Everything you need to know about Auto-Deeplab: Google’s latest on Segmentation

Source: Deep Learning on Medium

Everything you need to know about Auto-Deeplab: Google’s latest on Segmentation

All previous versions of DeepLab(v1, v2, v3 and v3plus) stretched the state-of-the-art for semantic segmentation problem when they were published. Meanwhile, Neural Architecture Search had been used to beat the state-of-the-art in the image recognition problem set by networks designed by humans. So, the subsequent step was to have a go at solving a dense image prediction problem like semantic segmentation using Neural Architecture Search.

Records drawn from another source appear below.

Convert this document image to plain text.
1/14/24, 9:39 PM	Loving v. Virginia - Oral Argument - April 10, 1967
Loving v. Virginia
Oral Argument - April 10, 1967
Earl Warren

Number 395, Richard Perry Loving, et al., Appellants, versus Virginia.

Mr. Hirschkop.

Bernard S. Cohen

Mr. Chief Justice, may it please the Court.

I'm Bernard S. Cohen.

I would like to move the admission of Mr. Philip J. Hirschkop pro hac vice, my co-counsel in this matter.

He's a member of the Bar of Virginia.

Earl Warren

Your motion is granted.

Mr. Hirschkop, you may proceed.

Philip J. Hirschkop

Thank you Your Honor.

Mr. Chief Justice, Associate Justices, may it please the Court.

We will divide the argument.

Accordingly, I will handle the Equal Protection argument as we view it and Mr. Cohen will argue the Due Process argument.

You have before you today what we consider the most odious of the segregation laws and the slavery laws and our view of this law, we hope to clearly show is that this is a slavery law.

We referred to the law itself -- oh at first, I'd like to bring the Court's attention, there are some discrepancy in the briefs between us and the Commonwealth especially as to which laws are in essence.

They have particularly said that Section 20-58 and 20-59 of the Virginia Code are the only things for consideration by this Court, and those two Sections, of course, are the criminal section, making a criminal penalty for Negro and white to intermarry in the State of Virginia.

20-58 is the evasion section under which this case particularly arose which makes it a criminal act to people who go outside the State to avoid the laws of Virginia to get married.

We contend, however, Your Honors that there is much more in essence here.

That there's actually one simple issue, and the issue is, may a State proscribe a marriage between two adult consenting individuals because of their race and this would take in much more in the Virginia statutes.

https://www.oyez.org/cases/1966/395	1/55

This story (article:2 of the series called “Everything you need to know about …”) is a review of the paper “Auto-DeepLab: Hierarchical Neural Architecture Search for Semantic Image Segmentation” presented at CVPR 2019.


  1. Introduction
  2. Architecture Search Space
  3. Getting to the model
  4. Experimental Results
  5. Further Reading


Semantic Segmentation problem is being tackled by some of the earliest CNNs such as AlexNet, VGG, Inception, ResNet etc. Then came improved versions of these models such as Wide ResNet, Xception, ResNeXt etc. However, all these models were generic feature extractors being used for the problem in hand. These models were then followed by a series of models especially for segmentation such as series of DeepLab models proposing the ideas of atrous convolutions or PSPNet for instance that were winners of the segmentation challenges of several datasets when they were respectively published. However, most of the models used nowadays use ImageNet pre-training. However, the model proposed here produces competitive results without such aid.

To reduce computational power needed to search the network, they use differential NAS instead of the older techniques that used evolutionary algorithms or reinforcement learning. This way, we are able to get the structure from a latent space instead of complete random search.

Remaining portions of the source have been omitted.